Deutsche Telekom and SAP coronavirus app wins over German data regulators

The designers of Germany’s contact-tracing app have labelled data protection concerns related to the app as “unfounded”, while the country’s data regulators have told GDR they are happy with the app’s privacy safeguards. 

In an article published late last week, executives from Deutsche Telekom and SAP – which designed the app alongside the German health ministry and research organisation the Fraunhofer Institute – argued that “increasingly vocal” criticism of Germany’s contact-tracing app has “missed the point”. 

The app, which is due to be released in the coming weeks, will work using a decentralised system and will not collect personal data, according to Deutsche Telekom board member Adel Al-Saleh and SAP chief technology officer Jürgen Müller. 

“We believe that concerns about data protection are unfounded simply because the app does not record name or address, phone number, location, or users’ social contacts,” the pair wrote last week. 

The app will work in such a way that all parties remain anonymous, they wrote. “All you receive is a notification and a recommendation to get tested.”

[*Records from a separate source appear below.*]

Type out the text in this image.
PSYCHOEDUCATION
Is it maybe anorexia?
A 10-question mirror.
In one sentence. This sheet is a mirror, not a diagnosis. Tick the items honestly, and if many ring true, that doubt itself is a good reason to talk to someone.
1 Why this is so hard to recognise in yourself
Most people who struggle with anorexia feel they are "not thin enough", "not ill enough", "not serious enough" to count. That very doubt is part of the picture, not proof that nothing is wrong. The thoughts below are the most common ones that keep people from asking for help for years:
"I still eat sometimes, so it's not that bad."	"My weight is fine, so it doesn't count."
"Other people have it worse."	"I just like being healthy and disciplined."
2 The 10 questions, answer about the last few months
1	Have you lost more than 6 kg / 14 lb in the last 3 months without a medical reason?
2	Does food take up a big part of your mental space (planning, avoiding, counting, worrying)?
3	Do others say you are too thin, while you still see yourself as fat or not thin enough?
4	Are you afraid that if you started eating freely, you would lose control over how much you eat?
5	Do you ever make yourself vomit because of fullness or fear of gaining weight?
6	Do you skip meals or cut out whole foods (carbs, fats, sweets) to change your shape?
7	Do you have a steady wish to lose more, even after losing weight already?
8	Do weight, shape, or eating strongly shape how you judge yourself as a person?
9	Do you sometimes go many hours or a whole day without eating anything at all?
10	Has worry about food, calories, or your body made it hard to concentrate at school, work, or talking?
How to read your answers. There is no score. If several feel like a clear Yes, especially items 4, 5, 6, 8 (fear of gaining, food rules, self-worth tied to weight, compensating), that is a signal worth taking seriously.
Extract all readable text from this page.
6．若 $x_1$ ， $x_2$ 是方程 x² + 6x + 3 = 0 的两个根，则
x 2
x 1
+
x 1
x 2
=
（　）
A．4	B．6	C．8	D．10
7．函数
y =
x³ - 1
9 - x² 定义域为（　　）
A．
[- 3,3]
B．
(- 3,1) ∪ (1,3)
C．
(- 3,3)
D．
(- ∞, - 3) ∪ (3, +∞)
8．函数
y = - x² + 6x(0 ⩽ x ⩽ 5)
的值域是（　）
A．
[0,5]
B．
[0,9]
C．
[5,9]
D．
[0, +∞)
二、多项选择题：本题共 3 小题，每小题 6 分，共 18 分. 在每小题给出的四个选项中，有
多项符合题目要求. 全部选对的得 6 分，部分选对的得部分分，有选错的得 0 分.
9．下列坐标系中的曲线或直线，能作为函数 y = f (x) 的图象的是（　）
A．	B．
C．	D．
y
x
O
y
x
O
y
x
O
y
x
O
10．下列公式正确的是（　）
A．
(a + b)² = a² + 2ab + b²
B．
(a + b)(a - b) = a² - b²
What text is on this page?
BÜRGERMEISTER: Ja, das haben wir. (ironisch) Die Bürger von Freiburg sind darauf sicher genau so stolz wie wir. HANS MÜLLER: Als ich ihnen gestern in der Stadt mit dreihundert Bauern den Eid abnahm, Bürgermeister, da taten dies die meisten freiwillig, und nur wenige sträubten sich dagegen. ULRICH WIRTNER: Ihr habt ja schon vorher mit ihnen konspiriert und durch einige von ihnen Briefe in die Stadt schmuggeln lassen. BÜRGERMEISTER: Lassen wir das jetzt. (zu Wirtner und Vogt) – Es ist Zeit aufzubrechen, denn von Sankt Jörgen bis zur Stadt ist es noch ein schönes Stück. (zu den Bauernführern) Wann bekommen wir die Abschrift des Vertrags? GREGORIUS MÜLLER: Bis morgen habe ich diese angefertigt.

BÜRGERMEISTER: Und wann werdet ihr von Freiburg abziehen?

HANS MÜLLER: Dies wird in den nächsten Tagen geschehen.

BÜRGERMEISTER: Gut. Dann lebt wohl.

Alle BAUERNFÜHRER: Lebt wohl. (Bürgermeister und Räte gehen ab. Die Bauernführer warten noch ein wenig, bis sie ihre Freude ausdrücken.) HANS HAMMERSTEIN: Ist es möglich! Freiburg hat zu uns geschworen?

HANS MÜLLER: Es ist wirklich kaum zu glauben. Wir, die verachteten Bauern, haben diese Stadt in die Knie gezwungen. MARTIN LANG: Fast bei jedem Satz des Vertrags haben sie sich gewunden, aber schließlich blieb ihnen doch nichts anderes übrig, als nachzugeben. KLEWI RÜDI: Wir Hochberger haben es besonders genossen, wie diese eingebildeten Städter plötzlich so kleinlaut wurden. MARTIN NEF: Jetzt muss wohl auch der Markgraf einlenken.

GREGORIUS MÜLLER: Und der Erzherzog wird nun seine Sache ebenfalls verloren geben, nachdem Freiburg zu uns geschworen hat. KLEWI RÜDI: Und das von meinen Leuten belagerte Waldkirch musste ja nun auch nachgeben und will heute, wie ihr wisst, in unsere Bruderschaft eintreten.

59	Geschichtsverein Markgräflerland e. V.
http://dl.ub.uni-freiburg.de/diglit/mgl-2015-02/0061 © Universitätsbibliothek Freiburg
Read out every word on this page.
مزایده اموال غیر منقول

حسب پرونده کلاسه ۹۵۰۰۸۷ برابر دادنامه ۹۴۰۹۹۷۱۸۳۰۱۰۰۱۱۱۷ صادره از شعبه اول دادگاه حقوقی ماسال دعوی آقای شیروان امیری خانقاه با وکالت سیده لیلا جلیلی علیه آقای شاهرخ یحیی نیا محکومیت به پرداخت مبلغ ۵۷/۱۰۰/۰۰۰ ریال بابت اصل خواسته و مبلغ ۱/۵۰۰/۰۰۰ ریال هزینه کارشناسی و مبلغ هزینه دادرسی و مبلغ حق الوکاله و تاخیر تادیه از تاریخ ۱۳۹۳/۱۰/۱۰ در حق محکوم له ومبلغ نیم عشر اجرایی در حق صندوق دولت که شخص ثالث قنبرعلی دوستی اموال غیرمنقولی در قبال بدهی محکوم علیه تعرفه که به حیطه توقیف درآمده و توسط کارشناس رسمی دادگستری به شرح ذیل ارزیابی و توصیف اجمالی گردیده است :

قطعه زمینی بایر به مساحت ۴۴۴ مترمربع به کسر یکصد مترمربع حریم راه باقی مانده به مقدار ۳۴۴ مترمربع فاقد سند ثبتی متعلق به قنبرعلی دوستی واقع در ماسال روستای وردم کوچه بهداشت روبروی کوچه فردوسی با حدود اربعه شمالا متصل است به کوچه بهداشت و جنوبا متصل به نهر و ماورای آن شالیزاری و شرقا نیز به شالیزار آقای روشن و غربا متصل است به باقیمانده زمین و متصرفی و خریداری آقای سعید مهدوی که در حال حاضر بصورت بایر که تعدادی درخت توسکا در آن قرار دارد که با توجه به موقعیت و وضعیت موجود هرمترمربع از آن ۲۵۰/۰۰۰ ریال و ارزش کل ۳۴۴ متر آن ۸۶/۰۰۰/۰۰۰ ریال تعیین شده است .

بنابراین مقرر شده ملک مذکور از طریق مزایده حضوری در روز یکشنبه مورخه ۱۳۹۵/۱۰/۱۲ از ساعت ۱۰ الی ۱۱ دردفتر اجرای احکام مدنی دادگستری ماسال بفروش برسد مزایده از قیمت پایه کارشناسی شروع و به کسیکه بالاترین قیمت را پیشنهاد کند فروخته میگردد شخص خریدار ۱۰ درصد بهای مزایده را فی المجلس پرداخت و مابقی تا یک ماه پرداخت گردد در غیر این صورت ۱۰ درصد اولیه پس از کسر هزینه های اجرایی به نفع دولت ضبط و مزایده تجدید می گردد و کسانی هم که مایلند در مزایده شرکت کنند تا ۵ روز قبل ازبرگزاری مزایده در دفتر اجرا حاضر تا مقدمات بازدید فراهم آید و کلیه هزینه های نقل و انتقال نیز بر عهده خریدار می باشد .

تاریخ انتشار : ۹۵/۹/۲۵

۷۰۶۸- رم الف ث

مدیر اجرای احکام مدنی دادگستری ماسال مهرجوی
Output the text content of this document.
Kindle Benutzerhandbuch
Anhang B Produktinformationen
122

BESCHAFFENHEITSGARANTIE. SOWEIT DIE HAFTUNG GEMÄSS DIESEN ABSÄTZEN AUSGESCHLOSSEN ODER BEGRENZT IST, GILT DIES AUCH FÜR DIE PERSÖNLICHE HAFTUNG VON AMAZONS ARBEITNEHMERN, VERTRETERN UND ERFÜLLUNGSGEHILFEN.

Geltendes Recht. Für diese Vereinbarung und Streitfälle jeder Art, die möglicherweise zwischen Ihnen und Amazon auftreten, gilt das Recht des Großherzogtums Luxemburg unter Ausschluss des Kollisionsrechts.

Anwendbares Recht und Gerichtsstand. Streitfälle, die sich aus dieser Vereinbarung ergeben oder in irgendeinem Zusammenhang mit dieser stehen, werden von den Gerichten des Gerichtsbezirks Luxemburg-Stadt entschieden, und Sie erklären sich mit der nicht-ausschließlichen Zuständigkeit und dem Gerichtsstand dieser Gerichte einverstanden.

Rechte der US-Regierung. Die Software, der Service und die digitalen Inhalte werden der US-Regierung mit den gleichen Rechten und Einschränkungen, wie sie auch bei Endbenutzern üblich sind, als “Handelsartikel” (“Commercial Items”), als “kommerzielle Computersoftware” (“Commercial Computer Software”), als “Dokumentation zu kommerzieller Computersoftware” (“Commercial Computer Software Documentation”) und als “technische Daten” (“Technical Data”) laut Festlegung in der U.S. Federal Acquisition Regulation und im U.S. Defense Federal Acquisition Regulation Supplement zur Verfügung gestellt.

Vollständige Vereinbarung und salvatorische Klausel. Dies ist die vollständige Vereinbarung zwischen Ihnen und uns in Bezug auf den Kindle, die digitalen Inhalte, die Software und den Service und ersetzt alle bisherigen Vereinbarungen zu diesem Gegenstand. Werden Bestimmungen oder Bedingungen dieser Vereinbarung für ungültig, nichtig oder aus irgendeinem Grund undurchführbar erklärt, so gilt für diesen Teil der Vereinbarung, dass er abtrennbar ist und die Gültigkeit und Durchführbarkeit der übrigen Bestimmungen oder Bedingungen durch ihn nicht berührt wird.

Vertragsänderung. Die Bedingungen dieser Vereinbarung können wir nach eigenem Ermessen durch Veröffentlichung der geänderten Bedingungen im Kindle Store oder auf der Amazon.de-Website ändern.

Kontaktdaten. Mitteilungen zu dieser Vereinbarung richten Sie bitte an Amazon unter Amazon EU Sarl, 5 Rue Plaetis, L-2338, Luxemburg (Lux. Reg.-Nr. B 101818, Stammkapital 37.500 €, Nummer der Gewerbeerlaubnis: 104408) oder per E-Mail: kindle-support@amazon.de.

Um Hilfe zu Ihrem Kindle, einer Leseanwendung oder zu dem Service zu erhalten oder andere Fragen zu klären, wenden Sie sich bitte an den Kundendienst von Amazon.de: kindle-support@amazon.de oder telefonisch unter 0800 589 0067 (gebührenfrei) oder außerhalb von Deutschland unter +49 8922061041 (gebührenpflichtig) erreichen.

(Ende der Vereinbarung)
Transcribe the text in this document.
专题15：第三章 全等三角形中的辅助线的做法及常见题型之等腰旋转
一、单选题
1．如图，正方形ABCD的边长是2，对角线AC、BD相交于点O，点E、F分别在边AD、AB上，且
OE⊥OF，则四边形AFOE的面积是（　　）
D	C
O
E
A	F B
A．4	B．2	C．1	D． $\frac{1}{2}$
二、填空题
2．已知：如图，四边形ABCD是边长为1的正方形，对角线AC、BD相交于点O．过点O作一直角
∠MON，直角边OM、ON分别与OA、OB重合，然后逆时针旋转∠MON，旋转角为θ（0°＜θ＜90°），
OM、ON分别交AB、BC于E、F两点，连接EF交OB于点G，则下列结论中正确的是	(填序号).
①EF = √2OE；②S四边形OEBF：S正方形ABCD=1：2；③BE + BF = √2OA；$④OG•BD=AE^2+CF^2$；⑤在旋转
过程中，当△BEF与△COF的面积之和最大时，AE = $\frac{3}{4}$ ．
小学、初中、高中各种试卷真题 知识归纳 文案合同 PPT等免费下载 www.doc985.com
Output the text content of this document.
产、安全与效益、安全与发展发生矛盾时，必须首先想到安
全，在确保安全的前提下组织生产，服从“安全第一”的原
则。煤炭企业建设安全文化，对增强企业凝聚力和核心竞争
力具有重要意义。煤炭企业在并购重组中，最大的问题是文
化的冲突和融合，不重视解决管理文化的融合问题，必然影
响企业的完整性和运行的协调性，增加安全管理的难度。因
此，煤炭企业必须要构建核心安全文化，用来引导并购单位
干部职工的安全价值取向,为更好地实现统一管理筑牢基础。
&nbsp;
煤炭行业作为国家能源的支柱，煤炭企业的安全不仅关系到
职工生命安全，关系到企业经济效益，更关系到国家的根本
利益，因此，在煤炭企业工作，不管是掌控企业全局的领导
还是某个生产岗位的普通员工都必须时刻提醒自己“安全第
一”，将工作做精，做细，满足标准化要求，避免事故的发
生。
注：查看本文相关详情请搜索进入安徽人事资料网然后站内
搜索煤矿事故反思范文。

The executives also hit back at criticism that the app has taken too long to complete; the French government recently released its own app, while the Italian data protection authority gave the green light to its government’s contact-tracing effort. But the German executives said it was necessary to take time to ensure the app worked properly. 

The approach appears to have found favour with German state and federal data protection regulators, who told GDR that while the app’s designers will need to keep working to ensure privacy is protected, it so far looks promising.

Christof Stein, a spokesperson for the federal regulator, said the authority continues to work with the two companies, and noted the app’s privacy protections. “We appreciate that this app will only deal with pseudonymised data … but the app will only contribute to fighting the pandemic if many citizens are using it,” he said. 

“Therefore they need to trust the app. The [federal regulator] will have a very keen eye on this project.”

Michael Will, head of the Bavarian data protection authority, told GDR that although data processed by the app is not completely anonymised, the level of risk involved is very low, because information which could identify individual users will only be stored on personal devices rather than on a centralised database. The only way to identify app users would be by gaining access to the device, Will said.  

Will said there has been “some confusion” about what the app will entail, with some onlookers conflating the app with proposals to share telecoms data that emerged earlier in the pandemic. The app is more privacy-friendly than those proposals, he said. “We are looking at a solution which is perfectly transparent, which puts into reality the principle of data protection by design and which is very close to anonymised data.”

Marit Hansen, head of the data protection authority for the German state of Schleswig-Holstein, echoed Will’s sentiments – saying the app designed by Deutsche Telekom and SAP is “more promising” from a data protection perspective than earlier telecoms data-sharing proposals. 

“The corona warning app is strongly following the path of data protection by design,” Hansen said. “It makes use of Apple's and Google's joint effort to a decentralised exposure notification ... the name of the persons you meet and the location of the meeting point won't be stored. [This is] a good example of bridging the gap between data protection research and reality,” she said. 

Hansen added that the process used for the app – “built-in data protection and maximum transparency” may become a “blueprint for future digitisation projects”.